Anayasa Mahkemesi’nin Türk Ceza Kanunu’nun 314/3. maddesini iptal etme kararı, Resmi Gazete’de yayımlandığı tarihten itibaren 6 ay sonra yürürlüğe girecektir. Anayasa’nın 153. maddesi gereği, mahkeme iptal kararının doğuracağı hukuki boşluğu önlemek amacıyla bu süreyi tanımıştır. Bu durumda, kural olarak iptal edilen madde yürürlükte kalmaya devam edecek ve bu süre boyunca yargı mercileri mevcut düzenlemeye göre işlem yapacaktır. Ancak, bu durum, lehe kanun ilkesinin derhal uygulanması kuralını değiştirmez. Anayasa Mahkemesi’nin iptal kararları, ceza hukukundaki lehe kanun ilkesi gereğince derhal uygulanabilir. Bu nedenle, ilgililer (sanıklar, hükümlüler veya avukatları) için 6 aylık sürenin dolmasını beklemeye gerek yoktur. Maddi bir ceza hükmünün iptaline ilişkin Anayasa Mahkemesi kararının yürürlüğünün ertelenmesi durumunda, hükmü uygulayacak olan mahkemenin, lehe kanun uygulaması ilkesi gereğince, sanık ya da hükümlünün lehine olan kanun hükmünü derhal uygulaması gerekmektedir. Aşağıda, farklı aşamalardaki sanık ve hükümlülerin durumları ayrıntılı bir şekilde incelenmiş ve izlenecek yol haritası detaylıca açıklanmıştır.

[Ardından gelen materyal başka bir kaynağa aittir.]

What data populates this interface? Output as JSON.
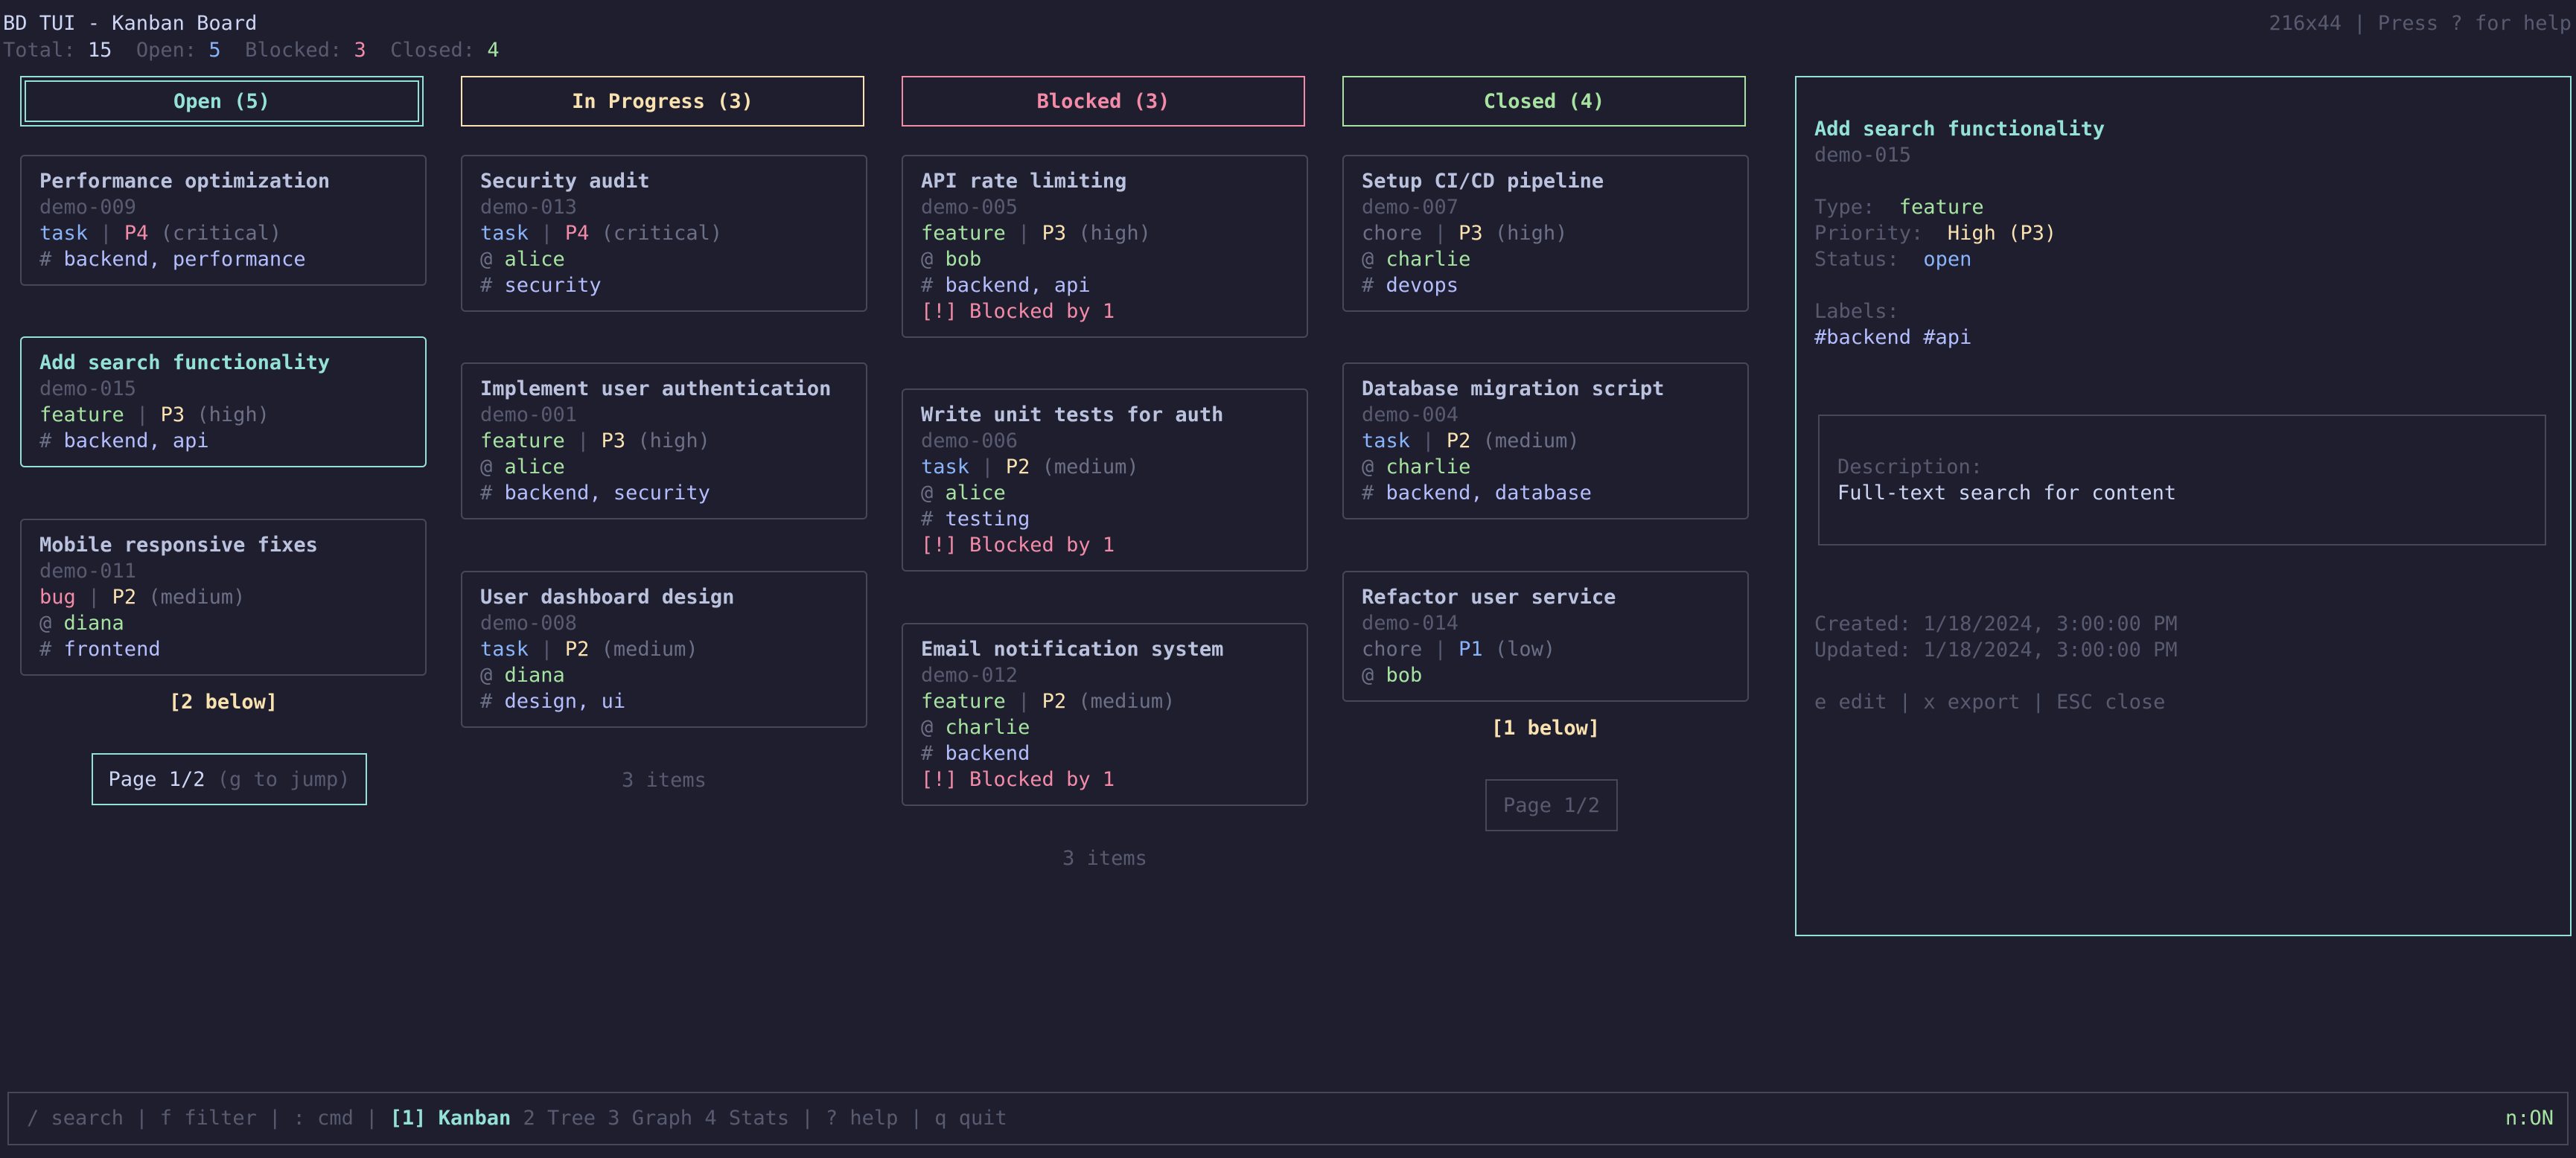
{
  "app": {
    "title": "BD TUI - Kanban Board",
    "size_hint": "216x44 | Press ? for help"
  },
  "stats": {
    "total_label": "Total:",
    "total": "15",
    "open_label": "Open:",
    "open": "5",
    "blocked_label": "Blocked:",
    "blocked": "3",
    "closed_label": "Closed:",
    "closed": "4"
  },
  "columns": [
    {
      "title": "Open (5)",
      "color": "#94e2d5"
    },
    {
      "title": "In Progress (3)",
      "color": "#f9e2af"
    },
    {
      "title": "Blocked (3)",
      "color": "#f38ba8"
    },
    {
      "title": "Closed (4)",
      "color": "#a6e3a1"
    }
  ],
  "cards": {
    "open": [
      {
        "title": "Performance optimization",
        "id": "demo-009",
        "type": "task",
        "priority": "P4",
        "severity": "(critical)",
        "labels": "backend, performance"
      },
      {
        "title": "Add search functionality",
        "id": "demo-015",
        "type": "feature",
        "priority": "P3",
        "severity": "(high)",
        "labels": "backend, api"
      },
      {
        "title": "Mobile responsive fixes",
        "id": "demo-011",
        "type": "bug",
        "priority": "P2",
        "severity": "(medium)",
        "assignee": "diana",
        "labels": "frontend"
      }
    ],
    "in_progress": [
      {
        "title": "Security audit",
        "id": "demo-013",
        "type": "task",
        "priority": "P4",
        "severity": "(critical)",
        "assignee": "alice",
        "labels": "security"
      },
      {
        "title": "Implement user authentication",
        "id": "demo-001",
        "type": "feature",
        "priority": "P3",
        "severity": "(high)",
        "assignee": "alice",
        "labels": "backend, security"
      },
      {
        "title": "User dashboard design",
        "id": "demo-008",
        "type": "task",
        "priority": "P2",
        "severity": "(medium)",
        "assignee": "diana",
        "labels": "design, ui"
      }
    ],
    "blocked": [
      {
        "title": "API rate limiting",
        "id": "demo-005",
        "type": "feature",
        "priority": "P3",
        "severity": "(high)",
        "assignee": "bob",
        "labels": "backend, api",
        "blocked": "[!] Blocked by 1"
      },
      {
        "title": "Write unit tests for auth",
        "id": "demo-006",
        "type": "task",
        "priority": "P2",
        "severity": "(medium)",
        "assignee": "alice",
        "labels": "testing",
        "blocked": "[!] Blocked by 1"
      },
      {
        "title": "Email notification system",
        "id": "demo-012",
        "type": "feature",
        "priority": "P2",
        "severity": "(medium)",
        "assignee": "charlie",
        "labels": "backend",
        "blocked": "[!] Blocked by 1"
      }
    ],
    "closed": [
      {
        "title": "Setup CI/CD pipeline",
        "id": "demo-007",
        "type": "chore",
        "priority": "P3",
        "severity": "(high)",
        "assignee": "charlie",
        "labels": "devops"
      },
      {
        "title": "Database migration script",
        "id": "demo-004",
        "type": "task",
        "priority": "P2",
        "severity": "(medium)",
        "assignee": "charlie",
        "labels": "backend, database"
      },
      {
        "title": "Refactor user service",
        "id": "demo-014",
        "type": "chore",
        "priority": "P1",
        "severity": "(low)",
        "assignee": "bob"
      }
    ]
  },
  "symbols": {
    "sep": "|",
    "assignee": "@",
    "label": "#"
  },
  "open_below": "[2 below]",
  "open_pager": {
    "page": "Page 1/2",
    "hint": "(g to jump)"
  },
  "in_progress_count": "3 items",
  "blocked_count": "3 items",
  "closed_below": "[1 below]",
  "closed_pager": "Page 1/2",
  "detail": {
    "title": "Add search functionality",
    "id": "demo-015",
    "type_label": "Type:",
    "type": "feature",
    "priority_label": "Priority:",
    "priority": "High (P3)",
    "status_label": "Status:",
    "status": "open",
    "labels_label": "Labels:",
    "labels": "#backend #api",
    "description_label": "Description:",
    "description": "Full-text search for content",
    "created": "Created: 1/18/2024, 3:00:00 PM",
    "updated": "Updated: 1/18/2024, 3:00:00 PM",
    "keys": "e edit | x export | ESC close"
  },
  "statusbar": {
    "prefix": "/ search | f filter | : cmd |",
    "active_view": "[1] Kanban",
    "views": "2 Tree 3 Graph 4 Stats",
    "suffix": "| ? help | q quit",
    "mode": "n:ON"
  }
}
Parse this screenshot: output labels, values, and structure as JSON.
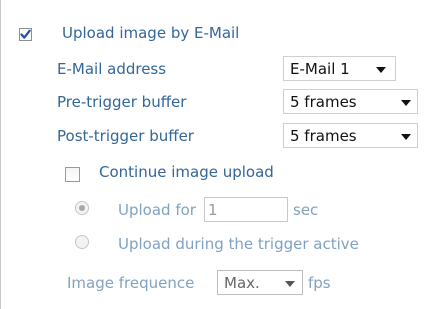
{
  "upload_by_email": {
    "label": "Upload image by E-Mail",
    "checked": true
  },
  "email_address": {
    "label": "E-Mail address",
    "value": "E-Mail 1"
  },
  "pre_trigger": {
    "label": "Pre-trigger buffer",
    "value": "5  frames"
  },
  "post_trigger": {
    "label": "Post-trigger buffer",
    "value": "5  frames"
  },
  "continue_upload": {
    "label": "Continue image upload",
    "checked": false
  },
  "upload_for": {
    "label": "Upload for",
    "value": "1",
    "unit": "sec",
    "selected": true
  },
  "upload_during": {
    "label": "Upload during the trigger active",
    "selected": false
  },
  "image_frequence": {
    "label": "Image frequence",
    "value": "Max.",
    "unit": "fps"
  },
  "colors": {
    "label_blue": "#336699",
    "disabled_blue": "#7fa2c4",
    "check_blue": "#1f4fa8"
  }
}
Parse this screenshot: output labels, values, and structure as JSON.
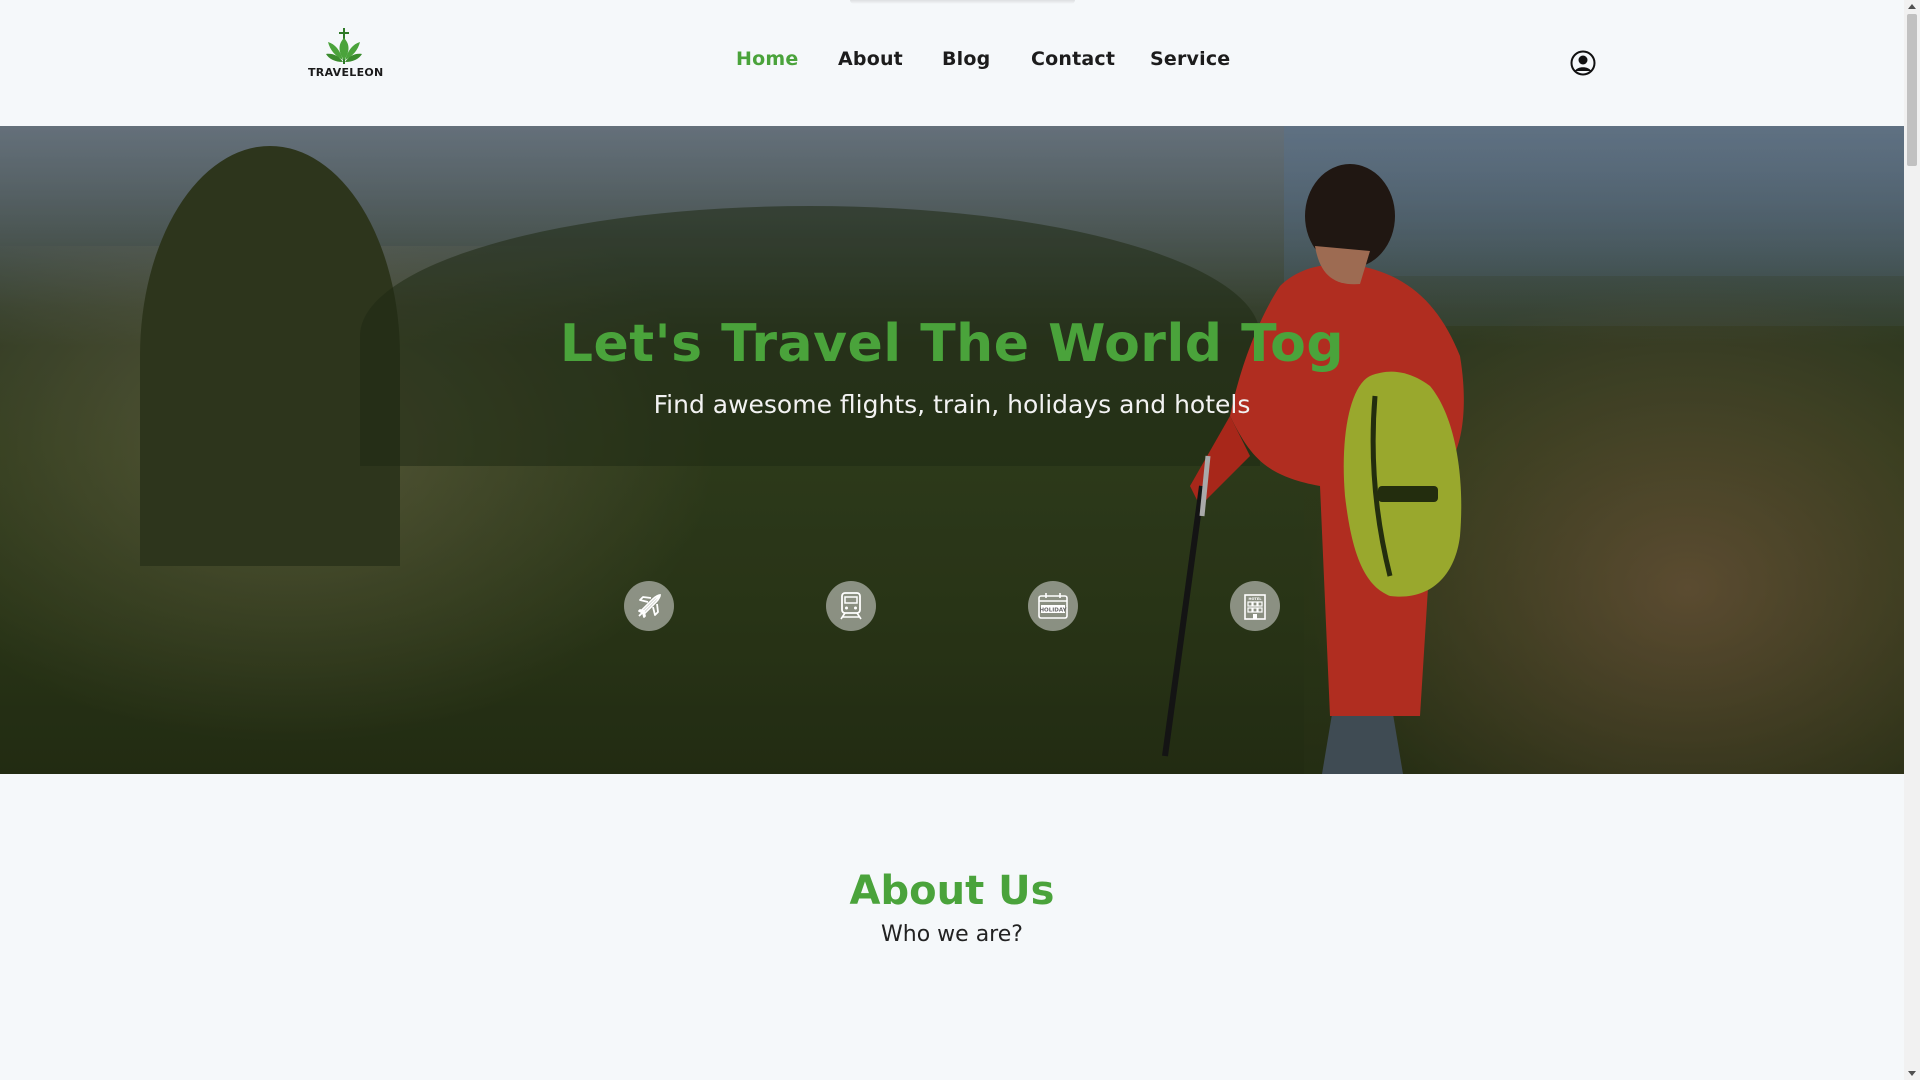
{
  "brand": {
    "name": "TRAVELEON",
    "accent": "#4aa33b"
  },
  "nav": {
    "items": [
      {
        "label": "Home",
        "active": true
      },
      {
        "label": "About",
        "active": false
      },
      {
        "label": "Blog",
        "active": false
      },
      {
        "label": "Contact",
        "active": false
      },
      {
        "label": "Service",
        "active": false
      }
    ],
    "user_icon": "user-circle-icon"
  },
  "hero": {
    "title": "Let's Travel The World Tog",
    "subtitle": "Find awesome flights, train, holidays and hotels",
    "services": [
      {
        "icon": "airplane-icon"
      },
      {
        "icon": "train-icon"
      },
      {
        "icon": "holiday-calendar-icon",
        "badge": "HOLIDAY"
      },
      {
        "icon": "hotel-icon",
        "badge": "HOTEL"
      }
    ]
  },
  "about": {
    "title": "About Us",
    "subtitle": "Who we are?"
  }
}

1. İlk Derece Mahkemesinde Dava Devam Edenler
İlk derece mahkemesinde yargılanan sanıklar açısından, dayanak olan TCK 314/3 maddesi iptal edildiği için, bu maddeye dayanılarak bir mahkumiyet kararı verilmesi hukuken mümkün değildir. Zira eylem artık ceza kanunda suç olarak düzenlenmekten çıkmıştır. Bu durumda Savunma makamı (sanık veya avukat), AYM’nin iptal kararını mahkemeye sunarak davanın hukuki temelinin ortadan kalktığını belirtmelidir. Bu gerekçe ile davanın düşmesi veya beraat talebinde bulunulmalıdır. Mahkeme, suçun hukuki dayanağının iptal edildiğini göz önüne alarak beraat kararı vermelidir. Eğer mahkeme beraat kararı vermezse, bu karar istinaf veya temyiz aşamasında bozmaya konu olacaktır. Yargılaması devam eden sanıklar tutuklu ise, iptal kararı doğrultusunda derhal tahliye talebinde bulunulmaldır.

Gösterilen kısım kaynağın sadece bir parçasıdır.